From The Tribune staff reports
MONTGOMERY — A convicted sex offender will not be awarded a pardon after a hearing on Tuesday, Oct. 20, 2020. Leon Albert Prince, who previously lived in Trussville, was convicted of carnal knowledge in 1991.
Allison Black Cornelius said Prince raped her when she was only seven-years-old. Cornelius took to Facebook Live, ahead of the hearing, to address Leon Albert Prince.
“And I wanted to say to you personally because I know that you’re going to see this message so, it’s just me to you,” Cornelius said in the live stream. “That I am so tired of having to monitor and babysit you.”
Prince was sentenced to 30 years in prison but only served half of that.
“You got out of prison after serving 15 years of a 30-year sentence and as soon as you got out of prison in Alabama you went straight to Frazer Methodist Church in Montgomery and you volunteered to work at Mt. Meigs as a volunteer to work with male, adolescent sex offenders,” Cornelius continued. “And thank God I had gone around speaking all over the country and a lady saw your picture in her church bulletin and called me.”
At the time of his release from prison, Prince did not have to register as a sex offender with the carnal knowledge conviction. Alabama state law has now changed and he is required to register under the Sex Offender Notification Act (SORNA).
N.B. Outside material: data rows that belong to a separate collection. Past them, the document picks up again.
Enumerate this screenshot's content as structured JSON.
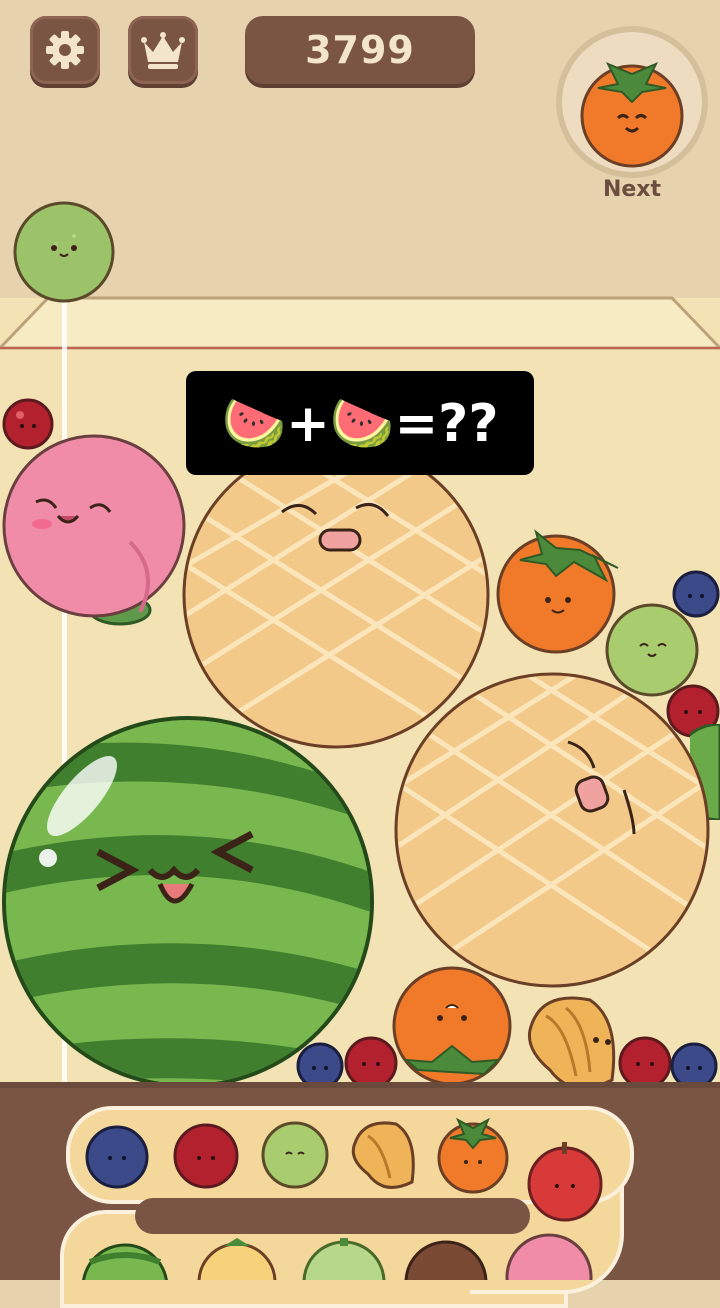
{
  "hud": {
    "settings_icon": "gear-icon",
    "ranking_icon": "crown-icon",
    "score": "3799",
    "next_label": "Next",
    "next_fruit": "persimmon"
  },
  "caption": {
    "text": "🍉+🍉=??"
  },
  "colors": {
    "frame_brown": "#7a5544",
    "background": "#e6d2ad",
    "container": "#f3e3b4",
    "danger_line": "#c86155"
  },
  "board": {
    "dropping_fruit": "lime",
    "fruits": [
      "cherry",
      "peach",
      "melon",
      "persimmon",
      "blueberry",
      "lime",
      "cherry",
      "melon",
      "watermelon",
      "orange",
      "banana",
      "blueberry",
      "cherry",
      "cherry",
      "blueberry"
    ]
  },
  "evolution": [
    "blueberry",
    "cherry",
    "lime",
    "banana",
    "persimmon",
    "apple",
    "peach",
    "pear",
    "melon",
    "watermelon"
  ]
}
“If you’re a survivor of violent crime, anywhere in the country, you always know when you get a voicemail from pardons and parole, it’s not going to be an ice cream party,” Cornelius said.
Cornelius said acknowledgment from Prince has never happened.
“You’ve never once looked me in the eye,” Cornelius said to Prince in the live stream. “You didn’t look me in the eye in the four years we were going to court, you didn’t look me in the eye when you got out of prison and I insisted that you register as a sex offender. You wouldn’t look me in the eye in that administrative hearing. You’ve never once, not once looked me in the eye and acknowledged what you did.
During the eight-and-a-half minute video, Cornelius talked about how being molested as a child impacted her relationship with her family.
“Mom and Dad are older now and just in a blink of an eye, I didn’t even get to hug my dad anymore or do any of the things that little girls do because it was just a mess.
“I’m not saying that you don’t deserve forgiveness,” said Cornelius. “Because the one thing you didn’t take from me that entire time you were raping and molesting and torturing me over that three months in 1972, the one thing you did not kill in me was my faith.”
Cornelius said she is living her purpose despite the pain inflicted by Prince. She is the President and Chief Executive Officer at the Greater Birmingham Humane Society.